Given this land, and the security to invest in it, the farmers at McVean are so far yielding good results.
Eric Rosenkrantz and his business partner Hanna Jacobs of Matchbox Garden and Seed Co. are some of those McVean farmers who are ready to graduate. The business is five years old, and provides seeds, produce and seedlings to Toronto markets, as well as to members of a CSA program. On a picnic table near their three-acre plot are soil samples from another property owned by a regional conservation authority. Rozenkrantz says they're in negotiations to move in next season.
"This is where we've developed our chops at growing food," he says. "We both have some farm experience, but neither of us are from a farming background per se. We figured, well, this is an up and coming industry."
Farming, an up and coming industry? Absolutely, says Rosenkrantz. The key is doing it small-scale, with few inputs, and having close access to urban markets.
'Farming can make money'
Rosenkrantz and Jacobs use biodynamic gardening techniques to get the maximum yield from their few acres.
"There's a compounding growth in your yield if you companion plant well," he says. "We produce, at the height of the season, about two tonnes of food per week. When it's all said and done, by the end of October, we expect to make about $25,000 dollars per acre per year from this garden here."
Rosenkrantz admits that he's stopped looking at how much he's making an hour. It's useless, he says. "If I'm getting by, and this is working, then I'm happy. The business, I realize, can grow if my production methods improve and I get a bit more land."
Plus, he says, he's noticed that the price difference between what he sells at the market and what is sold at the grocery store has decreased over the past few years.
"These days, we're getting competitive, because the price of food is going up. That's the other thing about the global food system, is that really bizarre things affect the price. The price of fuel affects the price. The value of the American dollar affects the price."

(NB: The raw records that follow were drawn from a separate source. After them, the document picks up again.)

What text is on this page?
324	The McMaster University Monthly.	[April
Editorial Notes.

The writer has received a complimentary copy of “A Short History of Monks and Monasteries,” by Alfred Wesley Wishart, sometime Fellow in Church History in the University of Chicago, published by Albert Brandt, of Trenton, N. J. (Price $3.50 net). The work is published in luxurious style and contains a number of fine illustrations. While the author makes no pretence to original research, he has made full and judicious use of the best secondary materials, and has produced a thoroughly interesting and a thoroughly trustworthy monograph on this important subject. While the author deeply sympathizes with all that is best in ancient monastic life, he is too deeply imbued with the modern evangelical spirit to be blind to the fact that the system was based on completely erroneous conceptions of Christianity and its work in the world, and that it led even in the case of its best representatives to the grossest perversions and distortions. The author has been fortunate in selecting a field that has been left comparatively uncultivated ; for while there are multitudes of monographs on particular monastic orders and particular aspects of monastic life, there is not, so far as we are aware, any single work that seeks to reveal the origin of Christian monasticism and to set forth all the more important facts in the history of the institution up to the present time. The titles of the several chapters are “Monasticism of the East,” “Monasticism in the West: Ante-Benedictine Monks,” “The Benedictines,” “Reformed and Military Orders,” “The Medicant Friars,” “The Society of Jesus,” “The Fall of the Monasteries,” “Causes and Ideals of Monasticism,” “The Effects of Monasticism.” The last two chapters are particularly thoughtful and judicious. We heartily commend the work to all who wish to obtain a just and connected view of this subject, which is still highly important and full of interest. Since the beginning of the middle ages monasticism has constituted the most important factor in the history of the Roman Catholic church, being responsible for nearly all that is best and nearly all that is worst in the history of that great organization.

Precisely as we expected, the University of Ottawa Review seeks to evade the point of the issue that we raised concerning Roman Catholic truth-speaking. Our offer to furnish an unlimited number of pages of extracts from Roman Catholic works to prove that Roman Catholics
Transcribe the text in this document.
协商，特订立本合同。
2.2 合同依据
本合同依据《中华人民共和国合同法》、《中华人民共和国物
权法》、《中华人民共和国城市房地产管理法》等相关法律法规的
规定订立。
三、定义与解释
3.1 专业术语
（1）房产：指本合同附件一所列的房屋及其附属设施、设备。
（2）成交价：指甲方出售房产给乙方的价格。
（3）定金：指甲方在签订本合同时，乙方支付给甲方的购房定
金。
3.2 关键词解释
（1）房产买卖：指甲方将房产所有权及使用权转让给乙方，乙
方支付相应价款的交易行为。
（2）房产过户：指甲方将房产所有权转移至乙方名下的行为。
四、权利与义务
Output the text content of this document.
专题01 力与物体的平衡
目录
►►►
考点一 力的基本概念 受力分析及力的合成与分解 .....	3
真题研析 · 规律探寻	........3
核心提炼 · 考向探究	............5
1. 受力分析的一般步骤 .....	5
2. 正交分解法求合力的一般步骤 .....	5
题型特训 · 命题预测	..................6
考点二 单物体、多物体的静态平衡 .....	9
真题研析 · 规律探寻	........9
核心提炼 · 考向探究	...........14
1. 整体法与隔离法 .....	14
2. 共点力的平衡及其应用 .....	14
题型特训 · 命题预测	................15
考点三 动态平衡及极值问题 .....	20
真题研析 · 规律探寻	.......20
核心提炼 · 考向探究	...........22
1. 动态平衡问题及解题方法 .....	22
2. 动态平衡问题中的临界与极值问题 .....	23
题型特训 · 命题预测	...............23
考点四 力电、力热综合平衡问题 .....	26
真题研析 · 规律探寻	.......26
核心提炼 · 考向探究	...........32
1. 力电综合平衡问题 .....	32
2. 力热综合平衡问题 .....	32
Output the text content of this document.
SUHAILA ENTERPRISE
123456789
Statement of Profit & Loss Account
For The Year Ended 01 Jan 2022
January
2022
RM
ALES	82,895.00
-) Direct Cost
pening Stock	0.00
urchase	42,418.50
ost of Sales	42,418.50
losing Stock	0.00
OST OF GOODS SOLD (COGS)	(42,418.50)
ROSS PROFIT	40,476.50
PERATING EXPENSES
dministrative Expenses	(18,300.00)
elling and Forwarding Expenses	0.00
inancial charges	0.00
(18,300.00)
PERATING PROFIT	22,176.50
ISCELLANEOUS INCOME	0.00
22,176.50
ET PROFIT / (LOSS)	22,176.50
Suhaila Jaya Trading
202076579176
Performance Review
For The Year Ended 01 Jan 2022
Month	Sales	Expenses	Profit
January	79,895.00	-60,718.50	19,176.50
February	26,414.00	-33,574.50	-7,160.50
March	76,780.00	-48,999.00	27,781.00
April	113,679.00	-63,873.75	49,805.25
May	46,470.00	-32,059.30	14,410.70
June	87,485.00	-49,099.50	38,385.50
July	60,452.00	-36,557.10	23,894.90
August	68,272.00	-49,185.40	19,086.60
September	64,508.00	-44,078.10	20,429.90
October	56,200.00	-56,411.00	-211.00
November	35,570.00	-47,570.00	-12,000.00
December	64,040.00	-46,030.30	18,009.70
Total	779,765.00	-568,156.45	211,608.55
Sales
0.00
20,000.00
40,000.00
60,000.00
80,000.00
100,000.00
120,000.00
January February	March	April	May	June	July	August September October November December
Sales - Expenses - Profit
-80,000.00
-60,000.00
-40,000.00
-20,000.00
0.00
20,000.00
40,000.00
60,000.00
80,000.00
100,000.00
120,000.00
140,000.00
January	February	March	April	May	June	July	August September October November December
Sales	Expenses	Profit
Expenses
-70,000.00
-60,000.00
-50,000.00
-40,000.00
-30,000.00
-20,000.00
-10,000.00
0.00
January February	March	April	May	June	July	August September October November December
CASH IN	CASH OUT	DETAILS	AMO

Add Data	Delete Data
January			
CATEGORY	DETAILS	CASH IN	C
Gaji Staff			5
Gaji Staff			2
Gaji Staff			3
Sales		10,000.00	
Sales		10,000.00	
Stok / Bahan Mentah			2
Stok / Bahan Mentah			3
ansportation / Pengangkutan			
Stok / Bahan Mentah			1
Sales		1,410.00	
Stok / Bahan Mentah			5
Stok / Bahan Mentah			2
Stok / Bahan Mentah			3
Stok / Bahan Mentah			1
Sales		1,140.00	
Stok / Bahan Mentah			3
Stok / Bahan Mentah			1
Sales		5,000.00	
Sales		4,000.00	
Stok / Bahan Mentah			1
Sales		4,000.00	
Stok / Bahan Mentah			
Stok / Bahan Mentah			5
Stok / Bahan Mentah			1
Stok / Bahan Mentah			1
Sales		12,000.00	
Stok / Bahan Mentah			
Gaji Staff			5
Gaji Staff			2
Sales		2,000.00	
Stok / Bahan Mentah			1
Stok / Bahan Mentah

Baloch also abides by the small is better rule. He left a high-stress job in the IT world to try his hand at farming. Baloch started at McVean in 2008 with a half-acre of test crops. Last year was his first commercial year. He sells at three markets in Brampton and Toronto, and from one acre he made $20,000 gross sales. Although he stills relies on consulting work in the winter, his goal is to make his entire living from market gardening. He now has five acres, and by his calculation, with careful planning, planting and crop rotation, he can do it within two years.
"My target is that I gotta make one dollar per square foot of cultivated land," he says. "Farming can make money. You have to be small-scale, where you work for yourself, and use small to mid-sized machinery. And if you can lease it, instead of investing, that's the best solution."